17. Apa Artinya Aku

1.5K 128 1
                                        

"Assalamualaikum umma,"

Wanita paruh bayah dengan pakaian syar'i itu datang menyambut kedatangan mereka dengan senyum hangatnya, "Waalaikumussalam, eh udah pada nyampe, ayo masuk," ia membukakan pintunya lebar.

Setelah pulang sekolah, mereka menepati janjinya untuk kerumah Nabila kebetulan juga gadis itu tak dijemput oleh sang ayah tapi bersyukurnya Salma membawa motor jadi ia bisa menumpang.

"Makan dulu yuk, pasti kalian pada laper,"

"Jadi ngerepotin umma," sahut Paul tak enak.

"Gapapa," umma tersenyum, "Sekalian syukuran kecil-kecilan aja," lanjutnya.

Sebelum ke ruang makan, umma menahan anak sulungnya. "Kak, beliin jus dulu yang di si teteh buat temen-temen kamu,"

"Eh, umma gausah ngerepotin banget," ujar Roni yang mendengarnya.

"Kita air putih aja cukup kok umma," timpal Salma, "Apalagi Roni air kobokan aja dia minum," tambahnya sembari melirik lelaki itu dengan terkekeh.

Roni memasang wajah masam.

"Gapapa," umma tetap kekeh, ia menyodorkan selembar uang pada Nabila, "Nih kak,"

Nabila menyimpan tasnya disofa lalu beranjak pergi keluar.
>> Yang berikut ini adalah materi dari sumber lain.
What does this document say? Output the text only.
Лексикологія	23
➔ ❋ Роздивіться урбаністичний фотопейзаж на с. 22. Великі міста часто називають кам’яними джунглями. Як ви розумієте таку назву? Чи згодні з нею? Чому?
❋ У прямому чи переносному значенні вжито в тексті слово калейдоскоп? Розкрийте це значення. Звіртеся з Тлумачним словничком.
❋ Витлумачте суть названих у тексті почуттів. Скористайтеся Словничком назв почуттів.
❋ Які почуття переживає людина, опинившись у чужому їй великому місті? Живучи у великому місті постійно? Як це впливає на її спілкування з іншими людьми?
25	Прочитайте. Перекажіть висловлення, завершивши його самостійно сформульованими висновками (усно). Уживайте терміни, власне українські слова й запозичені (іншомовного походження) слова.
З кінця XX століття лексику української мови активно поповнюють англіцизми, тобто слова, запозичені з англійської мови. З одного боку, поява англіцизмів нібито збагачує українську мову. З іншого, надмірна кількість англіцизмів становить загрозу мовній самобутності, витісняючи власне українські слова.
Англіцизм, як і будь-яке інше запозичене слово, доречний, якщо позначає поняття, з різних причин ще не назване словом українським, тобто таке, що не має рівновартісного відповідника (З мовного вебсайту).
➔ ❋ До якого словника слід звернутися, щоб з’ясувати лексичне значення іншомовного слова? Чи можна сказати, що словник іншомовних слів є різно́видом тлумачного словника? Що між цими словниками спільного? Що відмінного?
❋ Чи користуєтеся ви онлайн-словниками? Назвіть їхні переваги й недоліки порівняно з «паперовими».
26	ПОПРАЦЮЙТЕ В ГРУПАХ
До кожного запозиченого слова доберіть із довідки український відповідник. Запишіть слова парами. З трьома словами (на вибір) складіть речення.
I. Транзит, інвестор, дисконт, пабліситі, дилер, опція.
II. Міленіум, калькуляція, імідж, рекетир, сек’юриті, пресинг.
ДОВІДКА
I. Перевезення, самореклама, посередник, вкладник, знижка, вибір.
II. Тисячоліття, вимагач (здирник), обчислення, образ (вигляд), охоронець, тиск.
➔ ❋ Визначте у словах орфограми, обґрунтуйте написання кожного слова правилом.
"Ayok sini," ajak umma ke meja makan, disana tersaji beberapa makanan yang terlihat sedap.

"Berasa lagi kulineran gue," gumam Roni saat bingung ingin mengambil lauk pauknya.

***

Tak terasa mereka dirumah Nabila hingga hampir senja, ketiganya memilih untuk beranjak pulang. "Umma kita pamit dulu ya," ucap Salma sembari mencium tangannya.

Umma dan Nabila mengantarkan mereka sampai depan, "Iya hati-hati dijalan, kapan-kapan main kesini lagi," balasnya yang diangguki mereka.
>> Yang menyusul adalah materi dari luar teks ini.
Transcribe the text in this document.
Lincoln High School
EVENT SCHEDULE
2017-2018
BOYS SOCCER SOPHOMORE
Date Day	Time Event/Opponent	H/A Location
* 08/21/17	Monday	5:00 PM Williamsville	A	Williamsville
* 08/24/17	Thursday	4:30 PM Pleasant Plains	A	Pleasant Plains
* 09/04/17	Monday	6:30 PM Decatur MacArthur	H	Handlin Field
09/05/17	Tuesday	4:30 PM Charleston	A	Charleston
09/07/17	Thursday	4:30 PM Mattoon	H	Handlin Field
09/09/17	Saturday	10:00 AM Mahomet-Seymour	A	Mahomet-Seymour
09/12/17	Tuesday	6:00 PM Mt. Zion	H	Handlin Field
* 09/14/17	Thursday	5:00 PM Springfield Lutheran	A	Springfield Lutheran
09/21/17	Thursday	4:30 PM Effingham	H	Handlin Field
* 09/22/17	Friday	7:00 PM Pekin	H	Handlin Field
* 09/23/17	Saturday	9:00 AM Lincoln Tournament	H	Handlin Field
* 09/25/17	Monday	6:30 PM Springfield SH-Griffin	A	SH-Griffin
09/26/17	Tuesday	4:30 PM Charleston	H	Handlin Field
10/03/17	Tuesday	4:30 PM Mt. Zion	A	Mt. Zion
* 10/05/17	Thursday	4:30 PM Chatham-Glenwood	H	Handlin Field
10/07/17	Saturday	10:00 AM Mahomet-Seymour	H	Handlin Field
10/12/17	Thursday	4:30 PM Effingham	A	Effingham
Salma naik ke motornya begitupun Roni yang dibonceng Paul, "Assalamualaikum,"

"Dah Nab!" kata Paul melambaikan tangannya membuat gadis itu tersenyum malu saat diperhatikan oleh sang ibu.
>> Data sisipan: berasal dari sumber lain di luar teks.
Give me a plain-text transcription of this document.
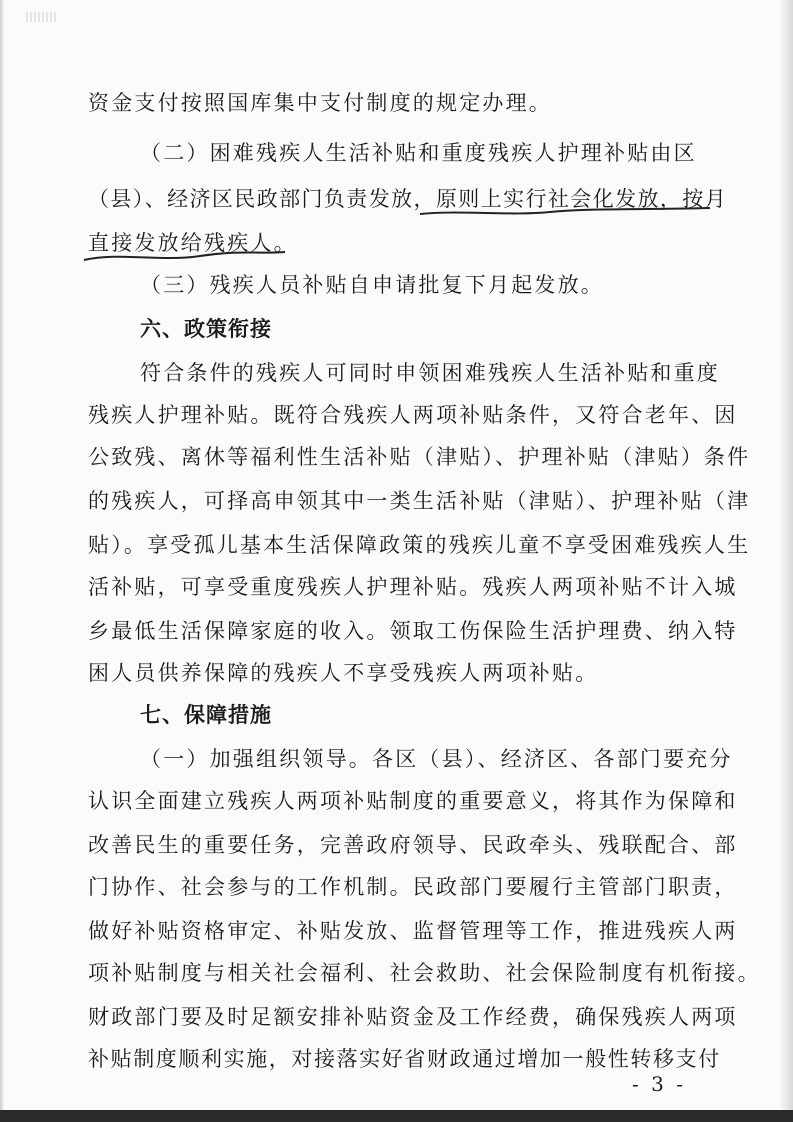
资金支付按照国库集中支付制度的规定办理。
（二）困难残疾人生活补贴和重度残疾人护理补贴由区
（县）、经济区民政部门负责发放，原则上实行社会化发放，按月
直接发放给残疾人。
（三）残疾人员补贴自申请批复下月起发放。
六、政策衔接
符合条件的残疾人可同时申领困难残疾人生活补贴和重度
残疾人护理补贴。既符合残疾人两项补贴条件，又符合老年、因
公致残、离休等福利性生活补贴（津贴）、护理补贴（津贴）条件
的残疾人，可择高申领其中一类生活补贴（津贴）、护理补贴（津
贴）。享受孤儿基本生活保障政策的残疾儿童不享受困难残疾人生
活补贴，可享受重度残疾人护理补贴。残疾人两项补贴不计入城
乡最低生活保障家庭的收入。领取工伤保险生活护理费、纳入特
困人员供养保障的残疾人不享受残疾人两项补贴。
七、保障措施
（一）加强组织领导。各区（县）、经济区、各部门要充分
认识全面建立残疾人两项补贴制度的重要意义，将其作为保障和
改善民生的重要任务，完善政府领导、民政牵头、残联配合、部
门协作、社会参与的工作机制。民政部门要履行主管部门职责，
做好补贴资格审定、补贴发放、监督管理等工作，推进残疾人两
项补贴制度与相关社会福利、社会救助、社会保险制度有机衔接。
财政部门要及时足额安排补贴资金及工作经费，确保残疾人两项
补贴制度顺利实施，对接落实好省财政通过增加一般性转移支付
- 3 -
Umma merasakan sesuatu yang berbeda dari tatapan Paul pada anaknya.

Setelah mereka melajukan motornya keluar dari perkarangan rumah, umma menoleh dan menyentuh bahu Nabila, "Kamu suka dia ya kak,"

Nabila terlonjak kaget mendengar celetukan itu, ia jadi tersipu malu, menahan salting. "Apasih umma enggak kok," elaknya seraya mengalihkan pandangan.

Melihat reaksinya membuat umma mengulas senyum lembut, "Gapapa, jujur aja kak." ucapnya, ia mengusap kepala Nabila yang terbalut hijab. "Wajar kalo kamu suka sama seseorang bahkan Allah pun gak larang hambaNya buat punya rasa suka karena itu fitrah manusia kak," jelasnya.

Gadis itu menghela napas dalam-dalam, "Dia baik umma, gak ada alesan buat orang gak suka dia."

"Anak gadis umma udah dewasa ya," godanya sambil terkekeh.

"Umma," rengek Nabila malu.

"Kak, umma paham perasaan kamu, umma juga pernah muda kok." ujarnya tersenyum, "Tapi umma minta fokus dulu sama pendidikan ya, berteman boleh tapi inget batasan."

***

"Gue duluan," ucap Salma sedikit keras ketika mereka sudah sampai dipertigaan.

Roni mengangguk mengangkat tangannya seolah mengucapkan perpisahan. "Kerumah gue dulu gak?" ajaknya.

"Gas!" balas Paul dengan semangat, ia jadi rindu dengan combro buatan ibunya Roni.